Cyprus: Not Done Yet
More on:
European best practice in crisis management is on display again with a mass of leaked documents--primarily on Cyprus--ahead of today’s Eurogroup meeting. I’d note a few things
1. The financing gap is €5.5bn larger than previously indicated (€23bn, not €17.5bn). The €10bn loan from EU/IMF was based on this larger number. This isn’t a great surprise, but it further undermines the government’s credibility; we need to watch to see if there is a domestic public backlash.
2. To fill the gap, a number of new measures are identified, including additional taxes, sale of CB gold and a “voluntary” refinancing of €1 billion in local law debt. They seem to be hoping the ECB will open up ELA access to banks to finance this rollover, but if not we will be in a Greek situation (threat of law change may be used to force exchange, which likely would be a credit event).
3. As of now, they are making €1.4 bn June external debt payment (EMTNs). But the documents emphasize that this is the largest discrete, near term payment that they are still making, and I can’t help but think this is a contingency for the government should other funding fall through. Plus the politics of paying this debt, when everyone else is being hit, aren’t great.

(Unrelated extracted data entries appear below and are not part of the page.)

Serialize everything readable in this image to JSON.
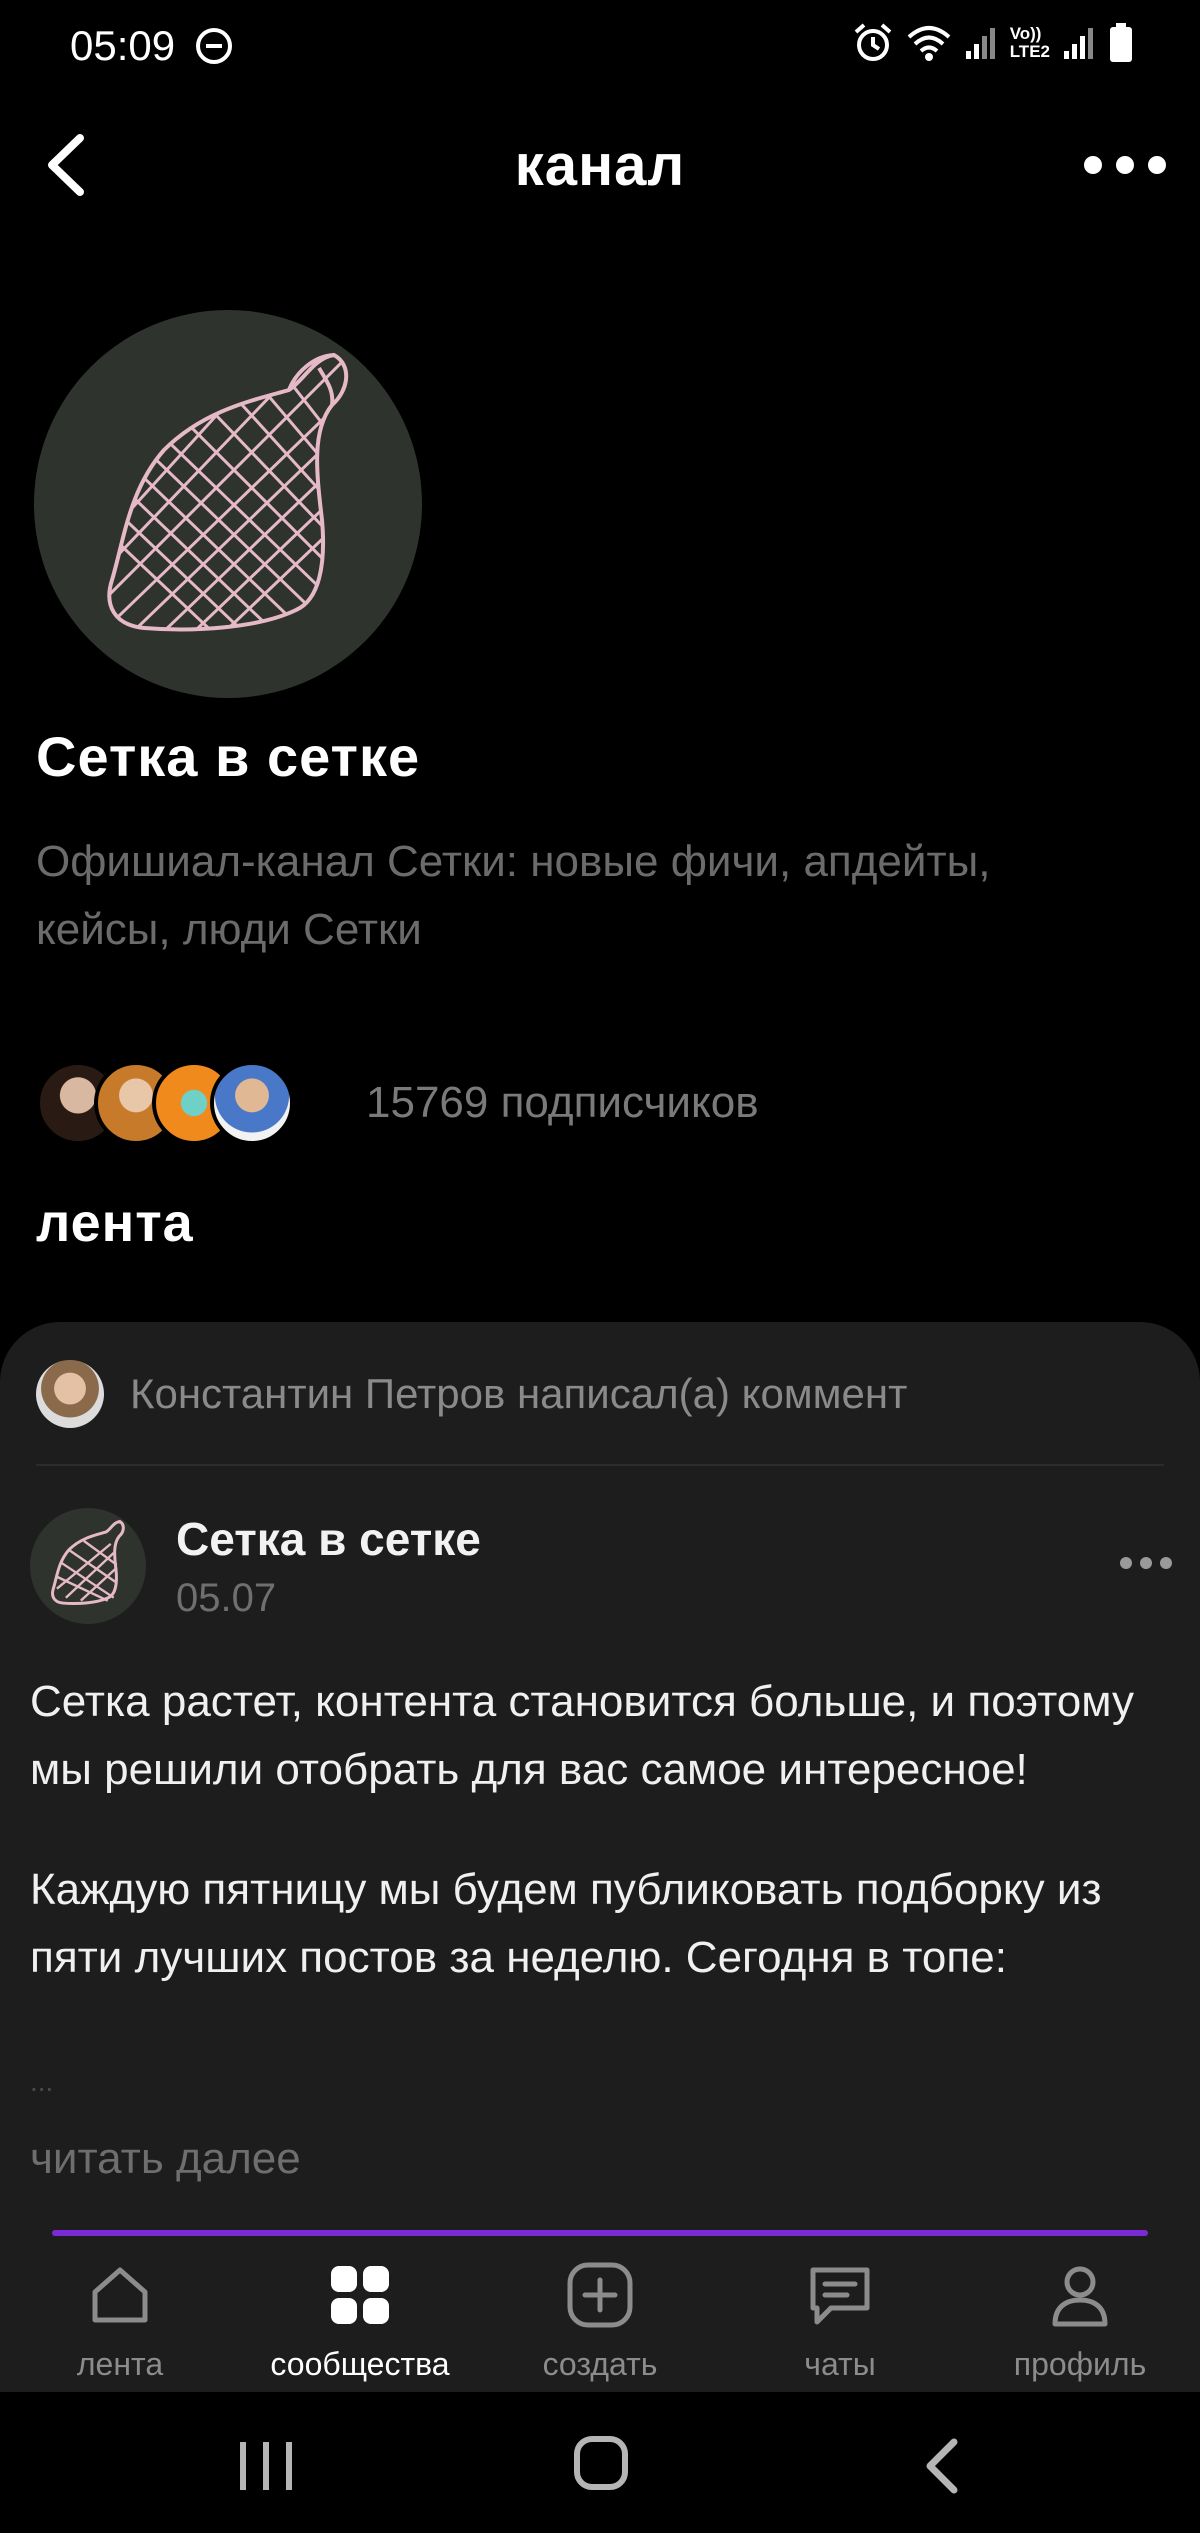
{
  "status_bar": {
    "time": "05:09",
    "network_label_top": "Vo))",
    "network_label_bottom": "LTE2",
    "icons": [
      "do-not-disturb-icon",
      "alarm-icon",
      "wifi-icon",
      "signal-icon",
      "battery-icon"
    ]
  },
  "header": {
    "title": "канал",
    "back_icon": "chevron-left-icon",
    "more_icon": "more-horizontal-icon"
  },
  "channel": {
    "name": "Сетка в сетке",
    "description": "Офишиал-канал Сетки: новые фичи, апдейты, кейсы, люди Сетки",
    "subscribers_text": "15769 подписчиков",
    "avatar_icon": "string-bag-logo"
  },
  "feed": {
    "heading": "лента",
    "comment_notice": "Константин Петров написал(а) коммент",
    "post": {
      "author": "Сетка в сетке",
      "date": "05.07",
      "paragraphs": [
        "Сетка растет, контента становится больше, и поэтому мы решили отобрать для вас самое интересное!",
        "Каждую пятницу мы будем публиковать подборку из пяти лучших постов за неделю. Сегодня в топе:"
      ],
      "truncation": "...",
      "read_more": "читать далее"
    }
  },
  "bottom_nav": {
    "items": [
      {
        "label": "лента",
        "icon": "home-icon",
        "active": false
      },
      {
        "label": "сообщества",
        "icon": "grid-icon",
        "active": true
      },
      {
        "label": "создать",
        "icon": "plus-square-icon",
        "active": false
      },
      {
        "label": "чаты",
        "icon": "chat-icon",
        "active": false
      },
      {
        "label": "профиль",
        "icon": "user-icon",
        "active": false
      }
    ]
  },
  "colors": {
    "background": "#000000",
    "card": "#1d1d1d",
    "accent": "#7a2bd6",
    "net_pink": "#e6b9c8",
    "avatar_bg": "#2e332d"
  }
}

4. This isn’t done yet: I see three distinct risks: (a) Cyprus fails to pass the prior actions to get EU money (the government isn’t talking as if they have the votes wrapped up); (b) the funding/measures they have identified fail to come through at last minute; and (c) the gap widens quickly, requiring more measures, and so on, and so on. The macro assumptions in the program still look far too rosy -- the real gap likely is much larger, setting up the program for failure.